After the arrival of Islam in the Indian sub-continent, the local architecture was influenced by Islamic building designs. The numerous mosques (Masjids) built in Dhaka represent that. Some of these places of worships were erected during the Sultan era, some during the Mughal era and some during the British era. There are also many modern architecture and most of them are influenced by Islamic arts and designs.

Since the Sultan era Masjids are being built in Dhaka. It started with the completion of the Binot Bibi's mosque in 1457 AD. It is called the first worship house for the Muslims in Dhaka. Blogger Juthochari [bn] informed that the establishment collapsed in 2006. The main thrust of erection of mosques happened during the Mughal era. Dhaka was named the capital of Subeh Bengal. Beautiful mosques bearing Islamic designs were built one by one. That time was also crucial for Dhaka to emerge as a capital city.

The influence of Mughal architecture remained also in the British era. It started to change slowly in the Pakistan era.
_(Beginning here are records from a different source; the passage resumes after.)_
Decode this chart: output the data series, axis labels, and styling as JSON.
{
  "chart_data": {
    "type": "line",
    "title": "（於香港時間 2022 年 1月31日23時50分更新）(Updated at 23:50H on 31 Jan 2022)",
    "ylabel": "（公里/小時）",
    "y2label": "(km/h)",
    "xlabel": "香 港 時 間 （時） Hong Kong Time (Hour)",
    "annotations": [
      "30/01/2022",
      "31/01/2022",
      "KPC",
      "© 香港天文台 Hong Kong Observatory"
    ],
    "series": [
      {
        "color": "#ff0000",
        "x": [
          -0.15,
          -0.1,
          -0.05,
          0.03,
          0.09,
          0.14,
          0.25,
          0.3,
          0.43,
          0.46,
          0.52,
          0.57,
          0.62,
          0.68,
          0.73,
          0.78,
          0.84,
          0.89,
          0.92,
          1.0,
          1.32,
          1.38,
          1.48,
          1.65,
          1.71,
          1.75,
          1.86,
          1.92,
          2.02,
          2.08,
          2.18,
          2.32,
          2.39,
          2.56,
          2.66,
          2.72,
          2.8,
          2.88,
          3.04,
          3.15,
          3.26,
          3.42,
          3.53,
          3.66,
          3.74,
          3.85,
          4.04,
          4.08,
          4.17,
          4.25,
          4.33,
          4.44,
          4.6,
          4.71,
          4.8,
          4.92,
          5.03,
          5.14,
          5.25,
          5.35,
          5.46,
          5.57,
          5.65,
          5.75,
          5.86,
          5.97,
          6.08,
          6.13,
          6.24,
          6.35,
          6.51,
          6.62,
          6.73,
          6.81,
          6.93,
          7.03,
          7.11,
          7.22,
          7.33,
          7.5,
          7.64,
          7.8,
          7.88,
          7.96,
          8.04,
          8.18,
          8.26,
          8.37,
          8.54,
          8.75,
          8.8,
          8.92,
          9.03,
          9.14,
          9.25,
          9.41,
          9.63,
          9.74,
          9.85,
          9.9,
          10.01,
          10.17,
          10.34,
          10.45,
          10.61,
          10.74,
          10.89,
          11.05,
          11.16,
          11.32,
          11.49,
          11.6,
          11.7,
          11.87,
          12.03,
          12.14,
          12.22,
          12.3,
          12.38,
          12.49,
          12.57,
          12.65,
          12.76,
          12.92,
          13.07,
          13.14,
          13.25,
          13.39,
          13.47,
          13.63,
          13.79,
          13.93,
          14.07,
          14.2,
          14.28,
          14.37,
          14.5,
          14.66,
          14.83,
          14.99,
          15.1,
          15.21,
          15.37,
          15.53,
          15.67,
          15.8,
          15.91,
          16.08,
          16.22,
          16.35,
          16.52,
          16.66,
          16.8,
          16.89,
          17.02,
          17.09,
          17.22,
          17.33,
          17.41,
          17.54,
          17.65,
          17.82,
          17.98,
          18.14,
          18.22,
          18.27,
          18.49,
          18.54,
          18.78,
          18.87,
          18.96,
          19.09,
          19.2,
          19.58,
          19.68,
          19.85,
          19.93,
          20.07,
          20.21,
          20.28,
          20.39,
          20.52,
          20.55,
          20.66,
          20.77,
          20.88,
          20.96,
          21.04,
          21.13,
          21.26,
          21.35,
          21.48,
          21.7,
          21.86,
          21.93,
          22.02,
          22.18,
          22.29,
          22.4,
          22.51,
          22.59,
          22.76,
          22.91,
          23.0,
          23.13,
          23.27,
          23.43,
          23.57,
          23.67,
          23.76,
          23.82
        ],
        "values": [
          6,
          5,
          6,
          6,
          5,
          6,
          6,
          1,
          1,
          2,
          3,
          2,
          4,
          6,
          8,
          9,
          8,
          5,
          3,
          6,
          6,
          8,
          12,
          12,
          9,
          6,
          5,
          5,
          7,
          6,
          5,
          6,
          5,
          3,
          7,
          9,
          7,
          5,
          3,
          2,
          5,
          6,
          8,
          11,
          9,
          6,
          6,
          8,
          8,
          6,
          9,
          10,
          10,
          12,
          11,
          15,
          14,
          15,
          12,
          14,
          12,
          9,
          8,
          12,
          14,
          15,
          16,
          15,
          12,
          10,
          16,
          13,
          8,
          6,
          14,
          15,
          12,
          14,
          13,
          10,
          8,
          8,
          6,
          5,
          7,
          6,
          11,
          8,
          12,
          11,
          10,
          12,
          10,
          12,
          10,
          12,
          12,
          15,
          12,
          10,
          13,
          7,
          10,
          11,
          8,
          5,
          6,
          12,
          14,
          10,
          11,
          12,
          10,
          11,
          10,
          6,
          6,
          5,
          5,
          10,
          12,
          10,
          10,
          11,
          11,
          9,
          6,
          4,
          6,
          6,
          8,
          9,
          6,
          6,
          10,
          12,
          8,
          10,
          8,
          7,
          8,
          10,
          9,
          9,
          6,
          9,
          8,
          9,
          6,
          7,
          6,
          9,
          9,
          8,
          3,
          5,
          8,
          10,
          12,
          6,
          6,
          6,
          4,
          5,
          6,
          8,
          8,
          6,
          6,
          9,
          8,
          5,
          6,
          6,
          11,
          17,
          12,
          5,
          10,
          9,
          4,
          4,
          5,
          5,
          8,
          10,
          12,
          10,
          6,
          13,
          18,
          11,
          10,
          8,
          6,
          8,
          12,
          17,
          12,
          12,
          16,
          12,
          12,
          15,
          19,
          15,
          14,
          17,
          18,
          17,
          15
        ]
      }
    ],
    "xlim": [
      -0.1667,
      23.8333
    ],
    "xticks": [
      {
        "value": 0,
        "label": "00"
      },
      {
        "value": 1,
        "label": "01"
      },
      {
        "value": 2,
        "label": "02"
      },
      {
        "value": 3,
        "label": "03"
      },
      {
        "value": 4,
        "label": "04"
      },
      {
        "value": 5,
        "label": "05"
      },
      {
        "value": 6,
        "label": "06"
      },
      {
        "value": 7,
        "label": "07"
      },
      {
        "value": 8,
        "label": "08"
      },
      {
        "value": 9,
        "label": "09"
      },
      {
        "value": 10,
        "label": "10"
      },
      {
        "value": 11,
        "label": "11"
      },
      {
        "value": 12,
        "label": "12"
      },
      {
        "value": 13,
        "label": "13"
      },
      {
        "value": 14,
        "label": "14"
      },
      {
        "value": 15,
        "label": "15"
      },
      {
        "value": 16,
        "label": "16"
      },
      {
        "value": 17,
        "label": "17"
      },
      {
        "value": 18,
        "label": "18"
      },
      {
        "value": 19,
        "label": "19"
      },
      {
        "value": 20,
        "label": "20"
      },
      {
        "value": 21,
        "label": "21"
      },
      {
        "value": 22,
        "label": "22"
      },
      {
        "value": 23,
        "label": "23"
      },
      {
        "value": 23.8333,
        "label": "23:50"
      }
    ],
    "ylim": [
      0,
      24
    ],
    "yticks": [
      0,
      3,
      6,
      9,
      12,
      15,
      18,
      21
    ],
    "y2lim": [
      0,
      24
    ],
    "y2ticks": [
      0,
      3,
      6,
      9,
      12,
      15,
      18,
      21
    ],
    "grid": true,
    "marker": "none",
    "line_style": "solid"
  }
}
During that time instead of architecture, practical needs were given more importance. The mosques that are being built today have modern elements of architecture. But they lack the culture and architectural excellence. The old mosques in Dhaka show sign of fusion of Islamic designs with designs invented by local craftsmanship. So some of these architectures have earned fame as local designs.

Some old mosques of Dhaka:

Binot Bibi's mosque built in 1457. Image courtesy Wikipedia.

Tara Mosque, which was built during early nineteenth century. Image courtesy Wikipedia.

Hazi Shahbaz's Mosque (1679). Image courtesy Wikipedia.

Khan Muhammad Mridha's mosque built in 1706.Image courtesy Wikipedia.

Musa Khan mosque, a pre-Mughal architectural masterpiece. Image courtesy Wikipedia.

Dhaka is also renowned as the city of Mosques [bn]. But many of these establishments bearing Islamic tradition and culture are being neglected and not properly maintained or restored. Some of them are in dilapidated states. In one featured post of Ahmed Firoz the current state of two such establishments – Boror Katara & Choto Katara – have been highlighted. Bara Katara mosque was built from 1643 to 1646 resembling Mughal architecture. Attachments to this mosque had been built removing parts of the structure, which has endangered the beautifully decorated original structure. You can see signboards of new shops, business houses etc inside the structure. Many big rooms had been partitioned to be used as small rooms. The choto Katara, which was built during Shaesta Khan's era (1664), is also on the verge of destruction.

Blogger Hompgro posted a photo blog on the occasion of 400 years of the Dhaka city which highlights many old mosques. One from them is the Musa Khan Mosque built in 1679. Another one is the Hazi Shahbaz Mosque. It was built in 1679. And the Hazi Beg mosque is from 1683. These mosques are on the verge of falling down.

Blogger Razib took photos of many mosques to be added in Wikipedia entries. He was very much disheartened by the dilapidated state of many old mosques in Dhaka:

সেখানে পৌছাতেই মনটা খারাপ হয়ে গেলো। সেই প্রাচীন ভবনটির রক্ষণাবেক্ষণ একেবারেই নেই। কাটরার দেয়াল ঢেকে গায়ে জোড়া লাগিয়ে তৈরী হয়েছে ঘরবাড়ি আর দোকানপাট। কাটরার উপরের দিকটা মাদ্রাসার দখলে। আর ঠিক সামনেই পিডিবির বিশাল একটা ট্রান্সফর্মার ও তারের জট থাকায় পুরো ভবনটাই ঢেকে গেছে।

I was very sad to see the mosque in this state. The old architecture is not maintained at all. Houses were erected adjacent to the walls of the Katara, covering the original structure. The upper stories are occupied by a Madrasah. And right in front there is a transformer placed by the power department (PDB) which is obstructing the view to the mosque.
  • yna sue

    I’m a children’s writer for the young Muslim children and one of the articles I need to write focuses on Bangladesh’s first masjid. However, I am clueless of which ones was the first. The sources on the internet only provides some of the oldest mosques in bangladesh but nothing really directs to the first one. Can I get help from here? I’d be glad to hear your response.